Animals are Christians too — aren’t they?
When there was no place among people for Mary and Joseph in Bethlehem, the animals made room for the birth of Jesus in a stable. Donkeys and horses were probably among the first to look upon the Son of God.
Isn’t it only appropriate that there be a place for them in the Kingdom of God?
I am reminded of an old farmer, Jebadiah Cross, who had worked his fields side by side with his old gray mule named Flossie for many years. When Flossie died, he called the Presbyterian preacher to come and do the funeral for his Flossie. Upon arrival, the elderly preacher stepped down from the buggy, dusted his long black overcoat, and straightened his black stovepipe hat. He prepared himself for comforting the family. He was shocked when Jebadiah led him to the barn and he discovered the dearly departed Flossie was only a mule.

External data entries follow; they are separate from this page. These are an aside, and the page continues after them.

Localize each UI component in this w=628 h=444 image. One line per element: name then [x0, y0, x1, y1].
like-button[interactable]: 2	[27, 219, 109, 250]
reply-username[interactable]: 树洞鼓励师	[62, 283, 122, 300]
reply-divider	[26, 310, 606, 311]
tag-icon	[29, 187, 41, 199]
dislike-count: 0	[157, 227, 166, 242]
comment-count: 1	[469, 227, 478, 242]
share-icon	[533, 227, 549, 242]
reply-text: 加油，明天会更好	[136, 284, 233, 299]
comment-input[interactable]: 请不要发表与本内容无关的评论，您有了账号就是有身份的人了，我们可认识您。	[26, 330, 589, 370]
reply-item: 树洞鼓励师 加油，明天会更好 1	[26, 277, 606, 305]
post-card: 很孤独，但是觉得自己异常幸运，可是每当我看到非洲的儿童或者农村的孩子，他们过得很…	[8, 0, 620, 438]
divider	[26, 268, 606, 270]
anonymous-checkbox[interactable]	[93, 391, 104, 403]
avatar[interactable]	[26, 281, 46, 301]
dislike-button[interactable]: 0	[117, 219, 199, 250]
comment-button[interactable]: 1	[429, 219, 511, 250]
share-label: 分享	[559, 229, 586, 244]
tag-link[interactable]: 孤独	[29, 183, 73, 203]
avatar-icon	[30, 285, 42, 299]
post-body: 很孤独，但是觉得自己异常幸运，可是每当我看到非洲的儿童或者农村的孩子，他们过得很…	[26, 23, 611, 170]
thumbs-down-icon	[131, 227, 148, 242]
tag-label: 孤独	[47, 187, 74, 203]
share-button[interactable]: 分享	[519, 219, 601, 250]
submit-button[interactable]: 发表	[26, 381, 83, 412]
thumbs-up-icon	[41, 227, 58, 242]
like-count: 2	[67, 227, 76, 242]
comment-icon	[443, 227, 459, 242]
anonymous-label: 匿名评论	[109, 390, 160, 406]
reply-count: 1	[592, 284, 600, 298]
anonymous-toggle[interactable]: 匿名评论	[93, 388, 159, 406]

He clapped that hat back on his head, said there was no way he would ever preside over a service for a mule, and high-tailed it toward his carriage.
So Jebadiah called on the new Methodist minister—just in his twenties, fresh from seminary. This was to be his first funeral. Nervously, the young man came out to visit. After discovering that Flossie was not a member of the family, he swallowed hard and broke the news that he could not do it because he was worried about how his new congregation might react.
Finally, he called a Baptist pastor. The pastor arrived in a Ford Model T. It gave a little sigh of relief when the middle-aged, well-fed preacher stepped to the ground. Again, Jebadiah led the clergy through the house and back into the barn where Flossie lay in state. The Baptist studied the situation, scratched his chin, and concurred with his fellow clergymen that he couldn’t lead a funeral service for a mule.
As the pastor headed for the barn door, Jebadiah looked down at his faithful companion, stroked her mane and said, “Well, Flossie, I guess I’ll just have to keep that $10 for the preacher.”
The Baptist pastor turned and said, “You should have told me Flossie was a Baptist.”Animals are sometimes better friends than most folks are.
Cats, dogs, fish and birds can all make differences in our lives. Some folks are cat people—I am not a cat person. Not that I have anything against them. It is just when I am around them I sneeze, itch, scratch, turn blue and eventually die. But if there is a cat anywhere to be found, nine chances out of ten it’s rubbing up against my leg like I’m its long-lost kin.
When I look at a potential date, one of my first questions is: “Do you like pets?” If they have a dog, I know that I am safe—well sort of. Some of them can leave a permanent impression. I have one of those on my right leg. Boy, old Bugar sure could bite. Ever since I was a little boy, I have been a dog person. You can do so much more with a dog. What can cats do anyway? They lay around the house and eat. That is a man’s job isn’t it? Might explain why so many women have cats instead of men. Most women probably want only one animal laying around the house anyway; at least cats don’t talk back.
But dogs, they can hunt, play Frisbee, scare off bad guys. I remember one of my first dogs when I was little, Brutis. I couldn’t have been more than three-feet tall. He was six feet tall if he was an inch—and I’m not stretching the truth one bit. He could stand on his hind legs and look my dad in his eyes. Often my dad would say after supper, “Why don’t you go out and play with Brutis.”
Play with Brutis? That dog played with me. I was like a big, squeaky toy for him. He had this little game he would play—let’s see how many times we can knock Randall to the ground. He was a good trainer; eventually I learned how to play dead. I will say this: Brutis was a cultured dog. He had the finest taste in clothing. One time he felt that I was not dressed quite right, he held me down and tore every stitch of clothes off me.
I think it was his way of saying, “My mommy dresses me funny.”
My mother did not care for his fashion advice and he was soon on his way to destination unknown. I sort of envision him on the defensive line of the Bulldogs. He sure knew how to tackle. So yes, I reckon animals are Christians too—or at least good enough Baptists to get into Heaven.
And if they’re not, well… I hope the Good Lord has a big enough barn and a preacher who’ll take the ten dollars. Because a life without dogs like Brutis—and mules like Flossie—just wouldn’t be half as much fun.